Gary had seen David’s last call come in, but for the first time he hadn’t picked up.
Because for the first time, he hadn’t known what he would say.
Sarah had collapsed the day before, keeling over in the laundry room, and now she was back in intensive care. Dr. Ross had been called, a whole host of new tests had been done, her condition had eventually been stabilized; but Gary had the impression that they had turned a terrible, and possibly final, corner. Until he was sure it was true, he didn’t want to burden David with that news (even though David had always insisted on being told the truth, whatever it was).
Dr. Ross came into the waiting area, with a sheaf of papers and lab reports stuffed in a folder, and hard as Gary searched his face for any glimmer of hope, he saw none.
The doctor sat beside him, and for several telltale seconds, continued to burrow into the paperwork … as if even he was trying to postpone the inevitable.
“How’s she doing?” Gary asked. “Can I go in and see her now?”
“I would wait a bit,” Dr. Ross replied. “The nurse is still with her.”
Gary nodded, watching the TV mounted from a ceiling bracket. In barely audible tones, a weatherman was announcing yet another storm on its way. Little white icicles on the map pointed down at Chicago like daggers.
“I wish I had better news for you,” the doctor finally said.
It didn’t matter that Gary had seen it coming; he still felt like he’d been punched in the gut.
“The new regimen isn’t working. In fact, it’s made the situation worse.”
“But I thought she was rallying.”
The doctor shrugged, and said, “That can happen, initially. But then the systems can’t sustain it—her blood counts have been so bad for so long, her lymph nodes are all gone or lethally compromised—and one thing after another starts crashing. It becomes a cascade, and even when we’re able to stop one organ failure, it’s usually at the expense of another. At this point, the cancer has simply spread too far, too wide, and too deeply. The disease, I’m afraid, is in control, and all we can do is try our best to ameliorate its more painful effects.”
Gary took some time to digest what the doctor had just said. In the background, he could hear someone on the TV offering advice about avoiding heart attacks while shoveling snow.
“At this point in time,” the doctor said—and Gary, his mind battening on anything but what was about to come, thought, Can time have a point?—“it would probably be best to think about moving her to our Hospice and Palliative Care Center. We could make her a lot more comfortable there, for as long as necessary.”
Gary certainly knew what this meant; it meant Sarah had reached the end of the line. But he still found it nearly impossible to make his mind go there. “I can’t just take her home?”
Lowering his head and pursing his lips, the doctor said, “I wouldn’t recommend it. It’s going to be very hard at this stage, and right now, the hospice unit has room available. It’s very tranquil, very quiet, and I can arrange to have her transferred there in a couple of hours.”
“Does Sarah know about this?”
“She does. She’s the one who first brought it up. No one ever wants to be in the ICU five minutes more than they have to, and I don’t blame them.”

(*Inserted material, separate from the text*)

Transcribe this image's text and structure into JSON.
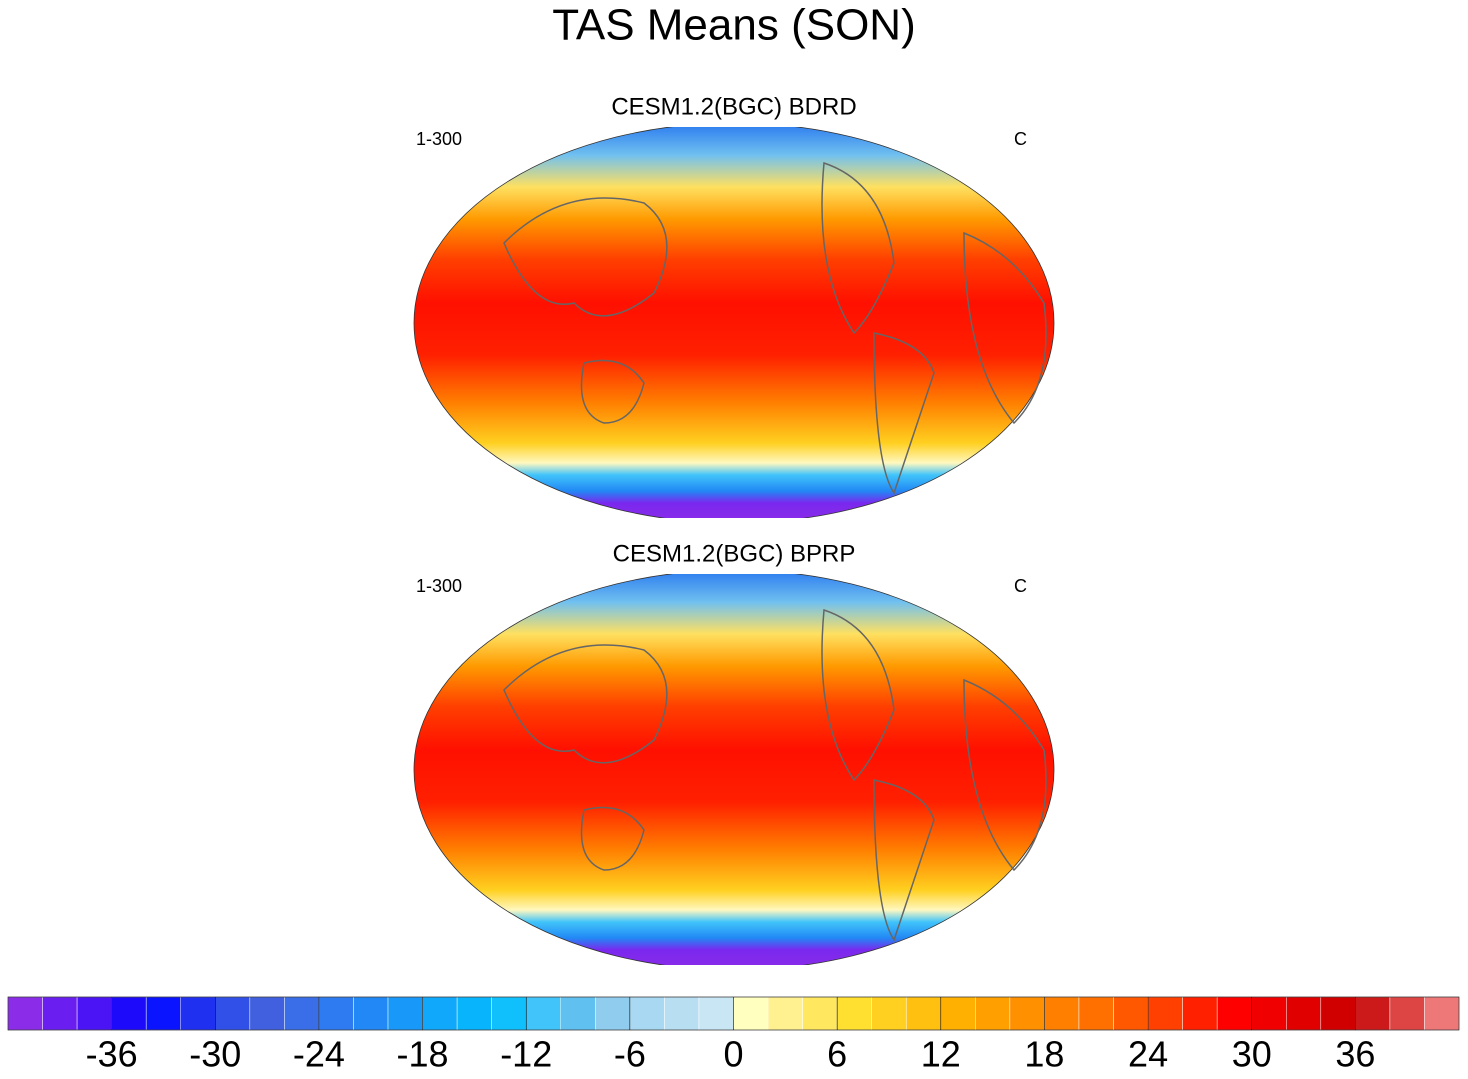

Neither did Gary. It depressed the hell out of him just to visit there, and when he had brought Emme the day before, the old lady in the next cubicle had suddenly expired, and much as he had tried to disguise what was going on from his daughter, Emme knew. Gary and his mom, who had flown up from Florida the day before, had ushered her out into the waiting area, but Emme had broken down in terrified sobs. All that night, Gary had slept in the bed with his daughter cradled in his arms, and Gary’s mom was back at the house right now, just trying to hold things together.
“Why don’t you go on in now and talk it over with your wife? The nurse has given her a mild sedative, but she should still be fairly lucid. Decide what you’d like to do.”
What he’d like to do? What he’d like to do was yank Sarah out of that damn bed and run for their lives.
“I know this is hard,” Dr. Ross was saying, “the hardest thing you’ll ever have to do in your life. But it’s the right thing, for you, for your wife, and for your daughter. At least Emme can see her mother there in a much less frightening, and less clinical, setting. We have found it’s a lot less traumatic this way.”